I wandered into Zuzu Café 3 years ago when I was visiting my
two sons in Madison, Wisconsin. Located next to the zoo (free admission), we
went in to get coffee and a sandwich. Their menu, though, caught my eye—North
African breakfast and other specialties. Of course, I was curious and had to
try the breakfast, lablabi, a bowl of beans topped with a fried egg and harissa
(chili) sauce. Delicious!
I approached Zuzu very differently this time I visited
(April 2017). I drove up just to spend the Easter-Passover weekend with sons.
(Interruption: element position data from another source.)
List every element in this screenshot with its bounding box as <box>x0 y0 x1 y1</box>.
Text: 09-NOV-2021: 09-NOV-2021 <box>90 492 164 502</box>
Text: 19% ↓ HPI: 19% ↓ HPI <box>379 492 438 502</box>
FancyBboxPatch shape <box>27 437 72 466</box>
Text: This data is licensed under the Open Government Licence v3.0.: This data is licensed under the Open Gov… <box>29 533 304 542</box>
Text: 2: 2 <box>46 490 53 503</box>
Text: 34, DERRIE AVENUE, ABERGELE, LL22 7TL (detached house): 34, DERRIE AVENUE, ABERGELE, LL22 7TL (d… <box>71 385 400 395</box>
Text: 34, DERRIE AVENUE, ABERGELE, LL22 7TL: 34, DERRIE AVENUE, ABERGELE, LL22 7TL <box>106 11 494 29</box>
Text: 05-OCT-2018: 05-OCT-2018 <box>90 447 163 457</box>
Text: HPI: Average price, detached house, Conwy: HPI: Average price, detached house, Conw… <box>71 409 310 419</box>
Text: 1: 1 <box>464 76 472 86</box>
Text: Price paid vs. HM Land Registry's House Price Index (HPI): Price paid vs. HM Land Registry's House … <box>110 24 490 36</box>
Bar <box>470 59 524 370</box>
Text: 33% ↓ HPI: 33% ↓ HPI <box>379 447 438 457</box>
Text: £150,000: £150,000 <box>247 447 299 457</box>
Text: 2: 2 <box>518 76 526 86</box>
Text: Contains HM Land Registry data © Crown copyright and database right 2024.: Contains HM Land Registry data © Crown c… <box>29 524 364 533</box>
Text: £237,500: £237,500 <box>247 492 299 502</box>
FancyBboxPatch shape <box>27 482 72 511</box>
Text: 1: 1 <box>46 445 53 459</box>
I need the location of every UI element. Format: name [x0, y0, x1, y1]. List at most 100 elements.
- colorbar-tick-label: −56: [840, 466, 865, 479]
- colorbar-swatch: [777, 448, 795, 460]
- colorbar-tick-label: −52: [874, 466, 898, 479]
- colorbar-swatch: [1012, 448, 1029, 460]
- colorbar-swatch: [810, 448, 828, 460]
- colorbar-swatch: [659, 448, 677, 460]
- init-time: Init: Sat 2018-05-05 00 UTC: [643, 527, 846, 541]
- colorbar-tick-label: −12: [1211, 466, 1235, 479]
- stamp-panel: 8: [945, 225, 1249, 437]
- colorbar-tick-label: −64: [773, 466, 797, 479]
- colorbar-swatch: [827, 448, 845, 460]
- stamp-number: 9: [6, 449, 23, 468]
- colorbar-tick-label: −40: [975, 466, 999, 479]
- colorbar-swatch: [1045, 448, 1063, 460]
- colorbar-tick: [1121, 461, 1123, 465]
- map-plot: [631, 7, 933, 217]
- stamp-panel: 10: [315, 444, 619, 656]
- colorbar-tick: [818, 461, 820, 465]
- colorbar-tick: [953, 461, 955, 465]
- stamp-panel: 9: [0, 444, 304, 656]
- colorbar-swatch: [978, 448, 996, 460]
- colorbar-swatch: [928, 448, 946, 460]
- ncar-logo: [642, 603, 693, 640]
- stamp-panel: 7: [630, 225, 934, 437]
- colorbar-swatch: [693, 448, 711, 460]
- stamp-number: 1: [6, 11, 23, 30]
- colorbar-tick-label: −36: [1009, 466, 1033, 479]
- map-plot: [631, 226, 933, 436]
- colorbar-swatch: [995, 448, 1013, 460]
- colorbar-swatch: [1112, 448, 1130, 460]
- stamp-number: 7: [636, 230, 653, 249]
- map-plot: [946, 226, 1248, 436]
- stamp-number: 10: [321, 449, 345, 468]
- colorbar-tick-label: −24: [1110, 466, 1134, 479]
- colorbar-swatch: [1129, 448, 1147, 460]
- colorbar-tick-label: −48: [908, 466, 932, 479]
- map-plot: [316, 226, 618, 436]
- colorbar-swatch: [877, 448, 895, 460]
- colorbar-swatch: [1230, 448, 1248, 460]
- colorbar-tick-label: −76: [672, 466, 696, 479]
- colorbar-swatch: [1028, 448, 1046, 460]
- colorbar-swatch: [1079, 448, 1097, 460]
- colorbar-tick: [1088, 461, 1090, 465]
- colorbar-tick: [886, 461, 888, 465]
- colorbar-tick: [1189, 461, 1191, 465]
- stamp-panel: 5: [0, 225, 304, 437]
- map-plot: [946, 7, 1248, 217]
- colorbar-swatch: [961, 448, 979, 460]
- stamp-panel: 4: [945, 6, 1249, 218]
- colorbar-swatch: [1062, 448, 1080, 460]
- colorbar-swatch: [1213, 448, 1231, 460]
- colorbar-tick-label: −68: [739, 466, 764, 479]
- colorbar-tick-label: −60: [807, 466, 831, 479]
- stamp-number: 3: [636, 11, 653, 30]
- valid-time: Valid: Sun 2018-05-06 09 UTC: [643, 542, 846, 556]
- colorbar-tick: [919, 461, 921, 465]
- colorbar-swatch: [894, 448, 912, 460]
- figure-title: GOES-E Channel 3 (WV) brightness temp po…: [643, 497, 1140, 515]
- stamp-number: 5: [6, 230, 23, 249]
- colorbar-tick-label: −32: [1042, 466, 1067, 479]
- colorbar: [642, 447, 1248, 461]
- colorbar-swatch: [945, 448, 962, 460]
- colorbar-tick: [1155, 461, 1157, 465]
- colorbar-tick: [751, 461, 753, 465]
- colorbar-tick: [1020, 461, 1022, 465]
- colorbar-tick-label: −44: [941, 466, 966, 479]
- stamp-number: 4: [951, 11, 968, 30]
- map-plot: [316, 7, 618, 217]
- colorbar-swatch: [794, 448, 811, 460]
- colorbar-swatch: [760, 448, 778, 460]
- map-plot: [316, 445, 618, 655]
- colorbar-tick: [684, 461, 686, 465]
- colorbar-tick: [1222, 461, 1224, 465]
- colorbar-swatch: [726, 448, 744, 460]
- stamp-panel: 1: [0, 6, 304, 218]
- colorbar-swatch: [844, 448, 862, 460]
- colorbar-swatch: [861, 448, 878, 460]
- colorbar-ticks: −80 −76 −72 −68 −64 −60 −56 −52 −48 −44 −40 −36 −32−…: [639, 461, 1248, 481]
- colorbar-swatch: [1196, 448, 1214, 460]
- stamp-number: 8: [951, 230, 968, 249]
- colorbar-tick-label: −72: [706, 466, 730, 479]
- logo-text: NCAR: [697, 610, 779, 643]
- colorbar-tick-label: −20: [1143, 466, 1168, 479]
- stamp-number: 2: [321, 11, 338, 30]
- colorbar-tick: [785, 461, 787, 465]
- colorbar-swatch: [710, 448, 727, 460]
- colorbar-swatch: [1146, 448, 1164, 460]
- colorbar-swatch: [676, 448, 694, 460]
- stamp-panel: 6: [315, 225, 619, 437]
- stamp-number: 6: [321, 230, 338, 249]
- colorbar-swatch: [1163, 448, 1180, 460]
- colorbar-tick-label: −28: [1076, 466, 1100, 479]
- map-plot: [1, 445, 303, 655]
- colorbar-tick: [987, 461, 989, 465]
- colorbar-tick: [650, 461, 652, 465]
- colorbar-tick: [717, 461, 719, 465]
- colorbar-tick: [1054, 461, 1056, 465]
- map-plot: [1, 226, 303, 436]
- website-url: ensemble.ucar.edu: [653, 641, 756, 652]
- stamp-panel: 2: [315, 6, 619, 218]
We had a wonderful day and a half of going to their favorite vegetarian
restaurant, watching movies, and talking. Then, on Sunday, instead of the
anticipated trip to a meadow where my oldest had been working on ecological
restoration projects, we took him to the hospital instead. It’s been 7 days
now, and he’s still here, stabilized, but still weak and in pain.
During the times that I’m not sitting by his bedside, I’ve
gone over to Zuzu several times for coffee, breakfast, and a sandwich. Instead
of the curiosity that first took me there, it was the familiarity and friendly
welcome that brought me back. Life feeds into scholarship, and vice versa. This
time I have with me the book on Comfort Food that I recently edited with
Michael Owen Jones. I showed it to Sabri, and he started musing about how
Algerian food—and traditional food in general—was always comforting. It’s only
with modern conveniences and modern stresses that we eat food out of season,
from factories, and without thought of it being comforting. I add my own
thoughts that at least some of that stress is due to the current
administration’s attitudes towards anyone different from their own narrow
conception of who can be an American. Zuzu displays a sign next to its door
stating that everyone is welcome and that there is no Islamaphobia—and any
other phobias—inside. That welcome makes the food even more comforting to me,
to know that I am eating food that was once “foreign” to me, but now familiar,
and that it was prepared by like-minded people who also want to approach others
with compassion, respect, and understanding. That comforts!